On the planet of AI brokers that click on, scroll, execute and automate — we’re shifting quick from “simply perceive textual content” to “really use software program for you.” The brand new benchmark SCUBA tackles precisely that: how effectively can brokers do actual enterprise workflows contained in the Salesforce platform?
What makes SCUBA stand out:

- It’s constructed across the precise workflows contained in the Salesforce platform.
- It covers 300 process cases derived from actual person interviews (platform admins, gross sales reps, and repair brokers).
- The duties check not simply “does the mannequin reply the query” however “can the mannequin use the UI, manipulate knowledge, set off workflows, troubleshoot points.”
- It addresses a spot: present benchmarks typically deal with net navigation and software program manipulation — however enterprise-software “pc use” is tough to measure. SCUBA goals to fill that.
Key Takeaway: If you need brokers that don’t simply chat, however act in enterprise software program, it is a huge step.
The Enterprise Influence
Think about an AI assistant that may navigate your CRM, replace data, launch workflows, interpret dashboard failures, and assist your service staff get unstuck. That’s the imaginative and prescient this paper leans into.
Right here’s why it’s compelling:
- Enterprise alignment: Many benchmarks are tutorial or consumer-web oriented. SCUBA places the highlight on business-critical environments (admin, gross sales, and repair).
- Lifelike duties: By deriving duties from person interviews and real personas, it bridges the hole between “toy benchmark” and “stay person state of affairs.”
- Measurable agent efficiency in context: It allows analysis of how effectively an agent operates inside software program techniques, not simply by way of textual content.
- Roadmap for future AI assistants: As extra organizations undertake AI to automate software program use (not simply evaluation), benchmarks like this set expectations, spotlight challenges, and direct progress.
For companies like Salesforce (and their prospects) the implications are clear: higher agent tooling, fewer guide clicks, quicker concern decision, extra environment friendly gross sales/service groups. For the AI neighborhood: a brand new frontier of “process execution in UI” reasonably than “simply textual content reasoning”.

Key Insights:
1. Actual-world area shift is tough
The efficiency drop when shifting from the extra generic OSWorld benchmark (which covers desktop functions) to SCUBA (CRM, enterprise workflows) is important. The experiment reveals a chart of drop in success charges when shifting the benchmark.

2. Demonstrations Assist
Data articles and tutorials on how one can use salesforce platforms are simply accessible. One pure query is whether or not AI brokers can leverage this info successfully like people do. The experiment outcomes reveal that
- Human demonstrations (exhibiting the agent how one can do the same process) improved efficiency throughout most brokers: larger success charges, decrease time, decrease token utilization (please see the technical report for extra particulars). However, some brokers didn’t profit as a lot.
- Additionally, some ended up utilizing extra steps in demonstration-augmented mode (for instance as a consequence of discovering “shortcuts” that the human demo didn’t present). So the design of demonstrations nonetheless issues.

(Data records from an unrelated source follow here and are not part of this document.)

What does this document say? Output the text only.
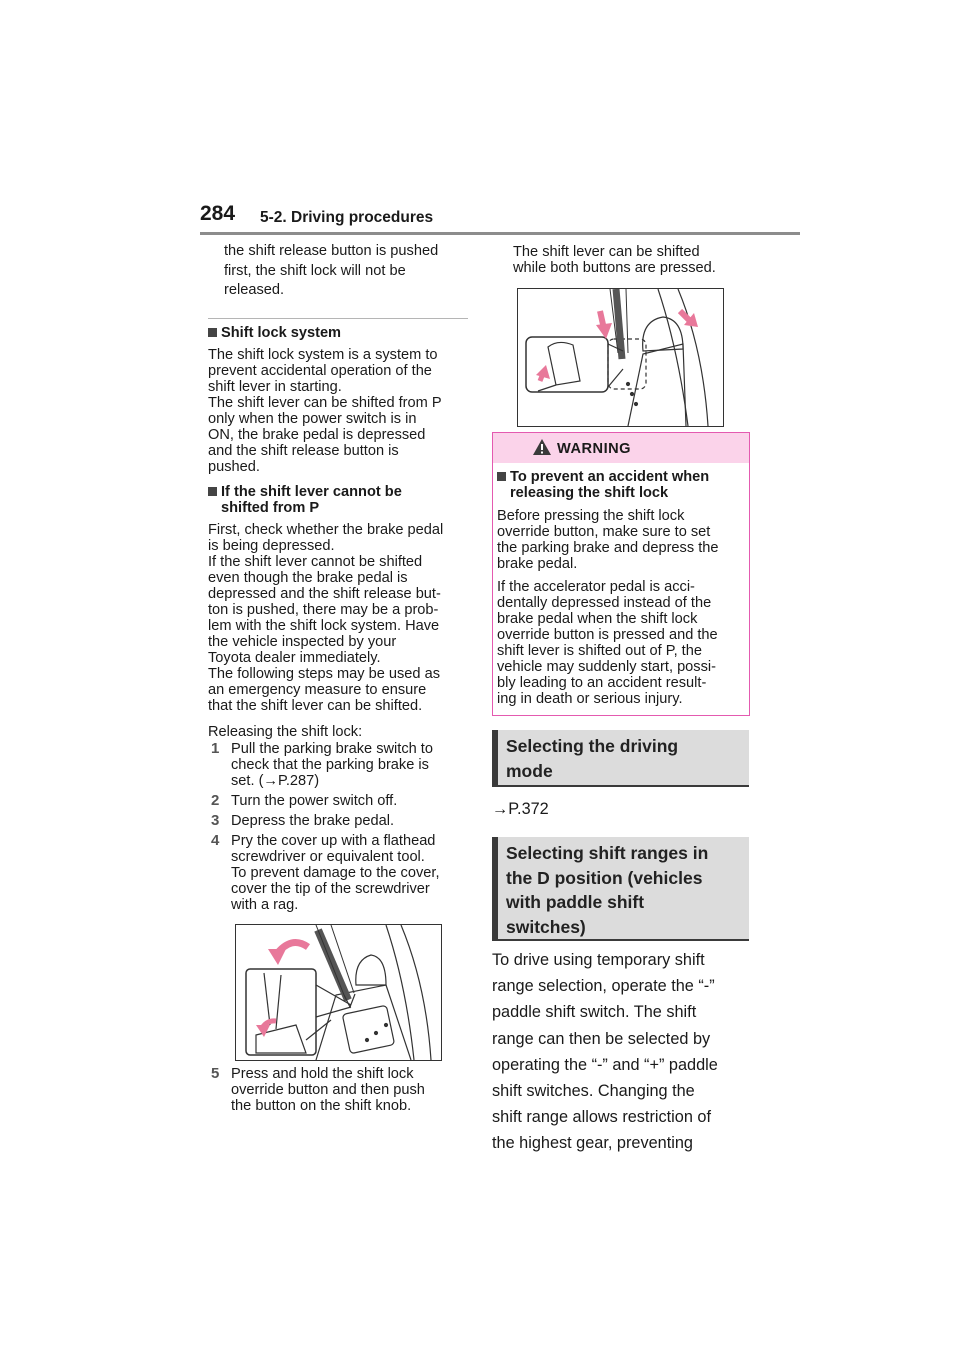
284 5-2. Driving procedures
the shift release button is pushed
first, the shift lock will not be
released.
Shift lock system
The shift lock system is a system to
prevent accidental operation of the
shift lever in starting.
The shift lever can be shifted from P
only when the power switch is in
ON, the brake pedal is depressed
and the shift release button is
pushed.
If the shift lever cannot be
shifted from P
First, check whether the brake pedal
is being depressed.
If the shift lever cannot be shifted
even though the brake pedal is
depressed and the shift release but-
ton is pushed, there may be a prob-
lem with the shift lock system. Have
the vehicle inspected by your
Toyota dealer immediately.
The following steps may be used as
an emergency measure to ensure
that the shift lever can be shifted.
Releasing the shift lock:
1 Pull the parking brake switch to
check that the parking brake is
set. (→P.287)
2 Turn the power switch off.
3 Depress the brake pedal.
4 Pry the cover up with a flathead
screwdriver or equivalent tool.
To prevent damage to the cover,
cover the tip of the screwdriver
with a rag.
5 Press and hold the shift lock
override button and then push
the button on the shift knob.
The shift lever can be shifted
while both buttons are pressed.
WARNING
To prevent an accident when
releasing the shift lock
Before pressing the shift lock
override button, make sure to set
the parking brake and depress the
brake pedal.
If the accelerator pedal is acci-
dentally depressed instead of the
brake pedal when the shift lock
override button is pressed and the
shift lever is shifted out of P, the
vehicle may suddenly start, possi-
bly leading to an accident result-
ing in death or serious injury.
Selecting the driving
mode
→P.372
Selecting shift ranges in
the D position (vehicles
with paddle shift
switches)
To drive using temporary shift
range selection, operate the “-”
paddle shift switch. The shift
range can then be selected by
operating the “-” and “+” paddle
shift switches. Changing the
shift range allows restriction of
the highest gear, preventing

3. Price, latency, and sensible deployment matter
- Success charge will not be the one metric; latency (time to finish duties) and price (API/token prices, variety of steps) are additionally reported. As an example, browser-use brokers had excessive success charges however larger latency (as a consequence of API service response time & multi-agent framework design).
- Demonstration augmentation not solely improves success however can scale back time and prices (the paper reviews ~13% decrease time, ~16% decrease price within the demonstration-augmented setting).
- For enterprise adoption, this issues: an agent that succeeds however is just too sluggish or too expensive could also be much less helpful in follow.